If they openly display evidence of this in/sanity for all to see they risk medication, incarceration, violence, death...for their own good. It's all for their own good.

This doesn't sit well with me. It hurts my head, my spirit and my heart. The hurt shows on my face, bends my back and slows my stride. My eyes are wild with the hurt. My face can frown more than considered womanly. I worry about being caught showing too much hurt, confusion, rage, disgust with the way things are.

I worry they'll come for me. I wonder why they haven't yet come to medicate me. I sometimes pray they'll hurry up and medicate me. Feeling this much sucks. Feeling nothing, being comfortably numb seems so seductive on some days. Biting the inside of my cheek numb. Twitching and drooling numb. Able to function robot like as a contributing member of the hell also known as society would seem like an endearing thought...if I didn't have recurring dreams of burning the whole thing down.

anyhoo...
here's the comment I wrote about the Mad Pride post...

Dark Daughta said...
Hi,
Thanks for this. As someone who usually defines as insane, not jokingly, but seriously, I realize that the society is so profoundly diseased and disassociative that it's almost impossible for those who live in it, maintain it and rely on it for sustenance and a sense of validation to be anything but mad.

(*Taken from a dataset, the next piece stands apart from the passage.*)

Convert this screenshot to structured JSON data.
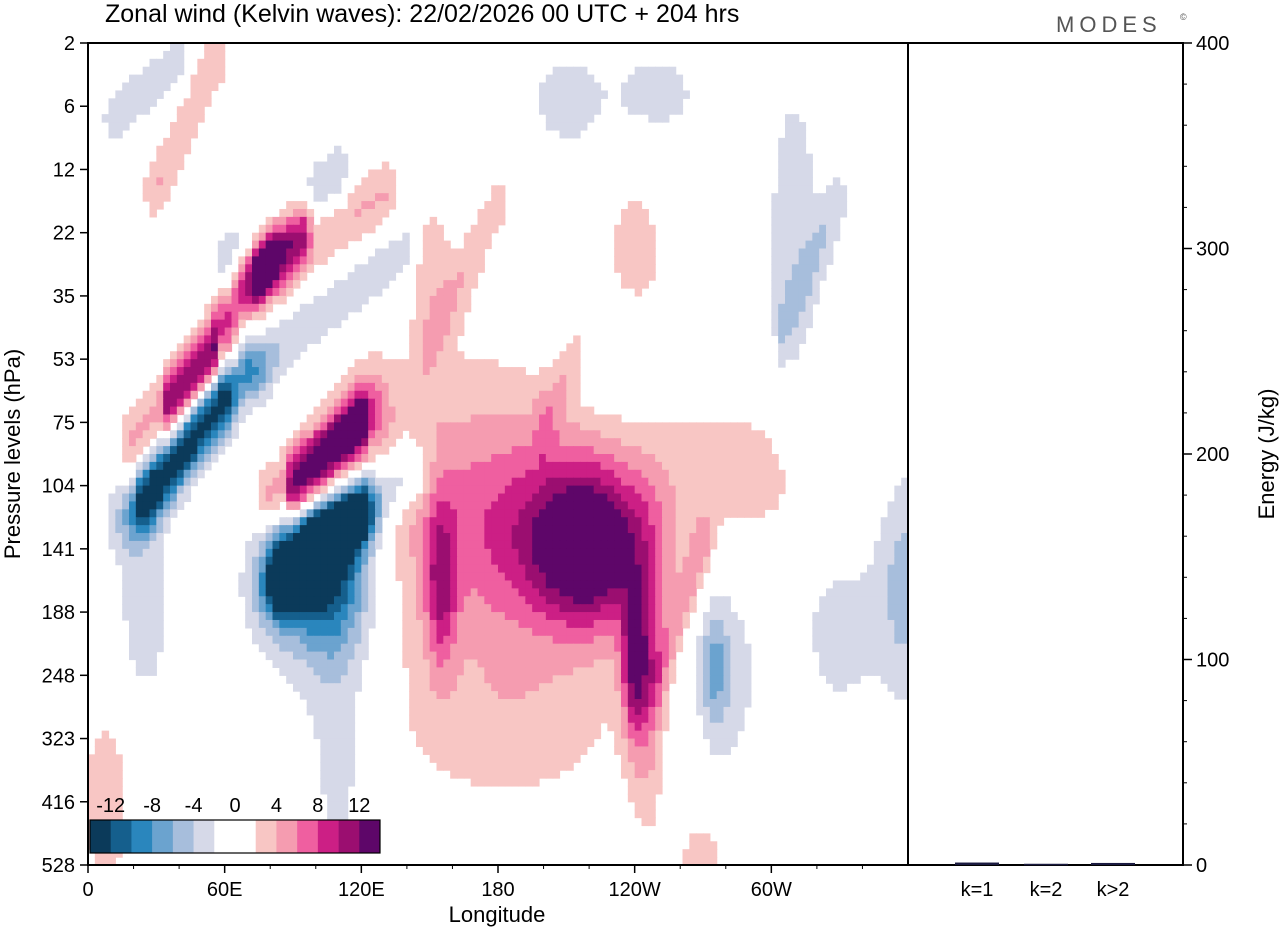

Madness is ubiquitous, not rare. Because the society is hierarchical and power based it becomes necessary to single out some people and label their perceptions and reactions and ways of being as "mad". But in truth they're the sane ones in that they have, whether by accident or through design, to get a grasp of how profoundly fucked this place actually is. There is no way to look around at who we are as a species, what we've done to the planet, how our families function and how we lie, lie, lie about every aspect of our lives without going irrevocably mad. It's the only truly sane response. I'm still learning to live with what I see and understand. On good days I feel crazed and defiant. On bad days I participate. Mad Pride for us all. Long live Mad Pride.